Thursday, November 08, 2012

On myths ..

Oh, I'm hearing lots of myths being spread about cloud ... again. Let me see if I can't nail a few.

On Amazon
AWS wasn't about selling spare capacity, it was built as a stand alone service.

On Utility
All activities would appear to evolve, the end state is one of commodity and utility provision. What is happening today is simply a shift from products to utility services. We happen to call this "Cloud".

On Centralisation
Utility does not mean centralisation (or consolidation to a few providers), the two are entirely different and governed by different economic forces. A utility service can be provided by a large number of different providers in a market.

On Open Source
A market of utility compute providers needs to solve the issue of semantic interoperability. In practice, to create a "free" (as in non constrained) rather than captured market, the technology must be provided through an open source reference model.

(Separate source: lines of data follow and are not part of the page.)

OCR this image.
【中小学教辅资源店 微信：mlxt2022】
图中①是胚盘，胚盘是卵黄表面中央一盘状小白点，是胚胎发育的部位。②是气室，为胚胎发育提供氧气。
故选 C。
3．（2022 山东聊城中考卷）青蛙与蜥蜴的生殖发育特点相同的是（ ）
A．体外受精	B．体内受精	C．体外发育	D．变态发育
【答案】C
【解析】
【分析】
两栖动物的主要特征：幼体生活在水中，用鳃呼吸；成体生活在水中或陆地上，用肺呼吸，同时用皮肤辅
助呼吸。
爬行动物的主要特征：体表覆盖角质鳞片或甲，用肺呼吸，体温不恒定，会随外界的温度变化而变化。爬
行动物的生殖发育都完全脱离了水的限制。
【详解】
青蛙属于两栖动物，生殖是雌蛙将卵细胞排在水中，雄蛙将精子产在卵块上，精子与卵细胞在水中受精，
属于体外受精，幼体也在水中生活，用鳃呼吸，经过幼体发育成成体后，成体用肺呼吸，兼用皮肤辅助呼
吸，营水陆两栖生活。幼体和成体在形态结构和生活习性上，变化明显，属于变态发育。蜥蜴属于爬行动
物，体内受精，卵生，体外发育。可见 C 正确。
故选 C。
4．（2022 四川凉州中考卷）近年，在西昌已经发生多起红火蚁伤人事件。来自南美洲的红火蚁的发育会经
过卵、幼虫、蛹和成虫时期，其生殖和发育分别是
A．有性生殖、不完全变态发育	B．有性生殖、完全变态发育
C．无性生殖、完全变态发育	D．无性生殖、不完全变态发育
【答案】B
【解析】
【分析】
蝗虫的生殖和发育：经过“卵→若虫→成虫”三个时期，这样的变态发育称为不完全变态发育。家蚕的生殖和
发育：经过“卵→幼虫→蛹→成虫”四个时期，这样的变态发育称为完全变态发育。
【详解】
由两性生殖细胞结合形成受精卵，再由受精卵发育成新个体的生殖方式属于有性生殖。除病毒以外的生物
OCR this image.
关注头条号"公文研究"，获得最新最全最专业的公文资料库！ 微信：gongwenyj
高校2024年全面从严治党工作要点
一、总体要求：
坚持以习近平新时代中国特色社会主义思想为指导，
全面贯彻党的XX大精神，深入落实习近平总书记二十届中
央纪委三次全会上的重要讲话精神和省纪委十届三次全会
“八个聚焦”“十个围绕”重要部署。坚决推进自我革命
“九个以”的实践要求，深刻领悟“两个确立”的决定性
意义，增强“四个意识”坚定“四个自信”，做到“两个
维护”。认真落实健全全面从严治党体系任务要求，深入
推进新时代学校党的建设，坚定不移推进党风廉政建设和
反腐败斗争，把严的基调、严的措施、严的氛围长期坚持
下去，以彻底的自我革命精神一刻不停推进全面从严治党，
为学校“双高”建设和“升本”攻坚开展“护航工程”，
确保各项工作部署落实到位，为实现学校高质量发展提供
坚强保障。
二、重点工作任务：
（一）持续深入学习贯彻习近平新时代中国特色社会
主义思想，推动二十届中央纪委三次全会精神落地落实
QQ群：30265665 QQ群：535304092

Open Stack is guaranteed to win
So, can we assume that OpenStack will win because it plans to create a federated market based upon a common open source reference model ... err No. There's that little issue of execution.

Whilst an open source approach has all the right advantages, you cannot assume that this will be OpenStack for many reasons :-
  1. There are multiple competitors to OpenStack - CloudStack and Eucalyptus to name two. Each has the potential to build a market and competing ecosystem.
  2. The rate of innovation, customer focus and efficiency grows with the size of AWS's ecosystem and so critical to competition is building a bigger ecosystem. Without visibly co-opting the EC2 / S3 / EBS APIs then OpenStack will put itself at a disadvantage.
  3. It is likely that a price war will develop between AWS vs GCE which will only increase demand (Jevons' Paradox). If a competing ecosystem is not in place at this time, it will get left further behind.
  4. The scale advantage is not about efficiency alone but rate of innovation and customer focus. With big enough ecosystems then Amazon and Google can continually outstrip new competitors i.e. they will continually be further ahead and increasingly so. 
If you asked me back in 2010 should OpenStack win this game - I would have said that in all probability ... yes. Rick Clark was key in the project and he knew the game.  However, ask me that same question today and you'll get a different answer.

This isn't because the approach of building a competitive market around an open source reference model is wrong but instead the execution of this project.  Which is why I say they desperately need a Benevolent Dictator to get things sorted fast. Someone like Lew Tucker.